Black cumin is not the same as kitchen cumin – its uses are more medicinal.

What is cumin good for?

Curries are great and expected places to add cumin seeds, but why not branch out and explore? Cumin used to serve as a substitute for expensive black pepper for people who couldn’t afford it. So why not treat yourself like that and add to things you would otherwise never have thought of? Cumin and scrambled eggs. Cumin and sweet potatoes. Cumin and homemade broth for a nice hot drink before bed. If you want to eat it with black pepper, try it with cumin – not necessarily for health reasons, but just for a nice change of pace. My newest favorite is beef (any cut will do) marinated in lime juice, wheat-free tamari, and cumin. I just made a ton of bone ribs and homemade beef broth like this and it was amazing. I highly recommend it.

Cumin recipes

Here are some recipes with cumin to star the show:

Fry the cumin and coriander lamb while stirring

Salmon zucchini and lemon skewers

Instant Pot Lamb and Sweet Potato Stew

Cuban Mojo Chicken

How do you pronounce cumin?

Depending on who is speaking, you can hear cumin pronounced as KYOO-min or KOO-min. The official pronunciation is KYOO-min.

Now you know.

About the author

Mark Sisson is the founder of Marks Daily Apple, godfather of the Primal Food and Lifestyle movement, and the New York Times best-selling author of The Keto Reset Diet.
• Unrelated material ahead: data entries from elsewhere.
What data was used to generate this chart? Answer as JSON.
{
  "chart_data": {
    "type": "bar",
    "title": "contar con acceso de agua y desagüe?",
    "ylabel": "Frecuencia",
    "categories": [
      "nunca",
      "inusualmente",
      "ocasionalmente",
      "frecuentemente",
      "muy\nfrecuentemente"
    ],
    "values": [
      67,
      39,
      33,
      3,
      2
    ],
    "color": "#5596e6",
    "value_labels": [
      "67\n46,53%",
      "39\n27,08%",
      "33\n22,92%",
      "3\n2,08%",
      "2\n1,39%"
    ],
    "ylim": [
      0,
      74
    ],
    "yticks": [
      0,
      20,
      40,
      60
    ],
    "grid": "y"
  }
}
His latest book is Keto for Life, which describes how he combines the keto diet with an original lifestyle for optimal health and longevity. Mark is also the author of numerous other books, including The Primal Blueprint, which is credited with the growth of the Primal / Paleo movement in 2009. After three decades of researching and educating people about why food is the key component to achieving optimal wellbeing, Mark launched Primal Kitchen, a real food company, the Primal / Paleo, Keto and Whole30-friendly kitchen staples manufactures.